What did Bush know and when did he know it? The uproar surrounding recent revelations sparked Congress to open not just one, but two investigations into what the Bush administration and the U.S. security services knew about the September 11 terrorist attacks.

So what will Congress look into? Will it look at all the ties between the U.S. security services and the terrorist networks that carried out the attacks? Will it look into how the U.S. government helped to set up, finance and even glorified at one time these terrorists, including Osama bin Laden, as “freedom fighters”? Will Congress even investigate the long-standing business ties between some very prominent U.S. families and those who helped front the terrorist groupings? There’s certainly dirt swept under the rug which today covers over the business ties between the Bush family and the bin Laden family.

This is where an investigation might start. Of course, if Congress would go where the facts led, it would then find itself looking into the bloody role that the U.S. government has played not only in the Middle East, but all over the world, from Central and South America to Africa to Asia.

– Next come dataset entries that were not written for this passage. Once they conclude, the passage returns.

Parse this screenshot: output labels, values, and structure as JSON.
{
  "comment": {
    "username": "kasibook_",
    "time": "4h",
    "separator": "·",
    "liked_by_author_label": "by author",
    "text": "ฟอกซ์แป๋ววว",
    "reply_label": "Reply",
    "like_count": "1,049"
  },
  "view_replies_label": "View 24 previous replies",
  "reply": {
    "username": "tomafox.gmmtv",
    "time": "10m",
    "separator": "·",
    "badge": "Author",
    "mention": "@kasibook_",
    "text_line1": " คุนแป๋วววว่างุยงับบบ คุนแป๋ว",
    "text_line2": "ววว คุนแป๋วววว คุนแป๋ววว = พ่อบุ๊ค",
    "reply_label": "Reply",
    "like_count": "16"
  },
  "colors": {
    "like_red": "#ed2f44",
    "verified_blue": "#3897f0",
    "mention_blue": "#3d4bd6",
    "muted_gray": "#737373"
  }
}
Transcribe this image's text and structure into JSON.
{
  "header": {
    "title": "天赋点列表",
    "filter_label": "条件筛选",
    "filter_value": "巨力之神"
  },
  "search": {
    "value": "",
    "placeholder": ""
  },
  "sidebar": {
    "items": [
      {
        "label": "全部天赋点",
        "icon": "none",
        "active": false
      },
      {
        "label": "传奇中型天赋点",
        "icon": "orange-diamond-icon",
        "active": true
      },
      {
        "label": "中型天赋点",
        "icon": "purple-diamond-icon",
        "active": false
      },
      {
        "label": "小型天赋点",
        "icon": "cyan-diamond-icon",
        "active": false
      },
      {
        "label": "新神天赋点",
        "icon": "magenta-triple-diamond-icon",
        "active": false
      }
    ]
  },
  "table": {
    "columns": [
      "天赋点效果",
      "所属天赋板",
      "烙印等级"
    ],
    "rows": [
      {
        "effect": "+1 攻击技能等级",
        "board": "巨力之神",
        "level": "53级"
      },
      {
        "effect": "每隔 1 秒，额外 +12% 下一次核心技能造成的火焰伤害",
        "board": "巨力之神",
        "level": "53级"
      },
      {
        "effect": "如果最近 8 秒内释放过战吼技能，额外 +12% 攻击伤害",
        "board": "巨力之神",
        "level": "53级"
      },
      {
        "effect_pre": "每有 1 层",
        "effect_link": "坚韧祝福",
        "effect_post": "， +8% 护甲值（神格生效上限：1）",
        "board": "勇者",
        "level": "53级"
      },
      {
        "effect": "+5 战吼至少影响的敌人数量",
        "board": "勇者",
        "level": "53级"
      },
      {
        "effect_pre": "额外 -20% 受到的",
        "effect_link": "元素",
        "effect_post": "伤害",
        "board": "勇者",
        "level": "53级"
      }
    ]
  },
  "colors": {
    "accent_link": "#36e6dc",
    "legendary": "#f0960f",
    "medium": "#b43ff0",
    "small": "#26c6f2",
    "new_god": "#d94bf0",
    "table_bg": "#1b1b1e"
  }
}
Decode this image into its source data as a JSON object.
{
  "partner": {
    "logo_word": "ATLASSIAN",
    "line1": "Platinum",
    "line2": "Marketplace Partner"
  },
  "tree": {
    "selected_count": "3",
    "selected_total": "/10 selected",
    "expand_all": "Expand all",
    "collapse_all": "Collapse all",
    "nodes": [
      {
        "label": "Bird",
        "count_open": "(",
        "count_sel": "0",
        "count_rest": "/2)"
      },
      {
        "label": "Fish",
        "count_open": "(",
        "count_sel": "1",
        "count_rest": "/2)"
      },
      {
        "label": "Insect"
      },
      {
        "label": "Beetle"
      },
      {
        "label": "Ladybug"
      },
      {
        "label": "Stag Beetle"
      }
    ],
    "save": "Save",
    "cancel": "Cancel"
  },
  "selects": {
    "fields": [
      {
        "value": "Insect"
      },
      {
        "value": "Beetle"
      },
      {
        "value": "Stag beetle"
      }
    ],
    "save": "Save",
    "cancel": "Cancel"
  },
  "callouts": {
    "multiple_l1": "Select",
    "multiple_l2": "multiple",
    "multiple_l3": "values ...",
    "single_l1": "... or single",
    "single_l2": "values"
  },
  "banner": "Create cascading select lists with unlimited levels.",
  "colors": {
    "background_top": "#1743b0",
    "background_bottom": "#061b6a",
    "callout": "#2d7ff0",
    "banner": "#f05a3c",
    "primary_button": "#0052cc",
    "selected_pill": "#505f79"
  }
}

It would reveal the U.S. government’s use of dictatorships, death squads, terrorist groups against poor people, workers and peasants whenever they try to organize for a better life. And such an investigation must condemn U.S. imperialist domination over the poor countries of the world and their laboring populations.

In other words, it’s an investigation that Congress won’t ever carry out. Instead, we can expect only more of the double and triple talk which has marked this whole affair.

No–it’s worse than that. Because Bush has grabbed hold of these embarrassing revelations about him and his administration and turned them around against the population. He tells us that the “oversights” which led to September 11 can only be overcome by expanding the FBI’s spying on people in this country. And this same Congress, which pretends to be investigating Bush, is ready to give its approval.

What Bush has in mind can be seen in the role that the FBI played during social movements in the past. During the black movement of the 1950s and 60s, for example, the FBI and other police agencies gave tacit encouragement to the Ku Klux Klan and other terrorist groupings. The FBI stood aside, supposedly powerless, as the groups it had encouraged assassinated activists, blew up churches with children in them, burned down peoples’ homes. But the terror that these groups sowed had its origin in the secret police agencies. The FBI joined with the local police to gun down Black Panthers. It directed terror against both the rank and file and the most prominent leaders. Remember how the FBI tried to break Martin Luther King, through blackmail and threats against him and his family. The FBI was proud of its famous “Cointelpro” program, whose stated aim was to “eliminate” the activists of that day.

The movements of the 1960s were strong enough, however, that they finally forced the government to back off a little and even pretend to completely do away with some of the most blatant programs, like Cointelpro. In effect, for many years the fight of black people in the 1960s was a protection for the entire population.

Now, however, the Bush administration wants to “ease” limits on government spying. Bush is saying openly that any low-down tactic is justified.

The terrorism that the U.S. government engenders is not just meant against people abroad, but against the majority of the population in this country first of all.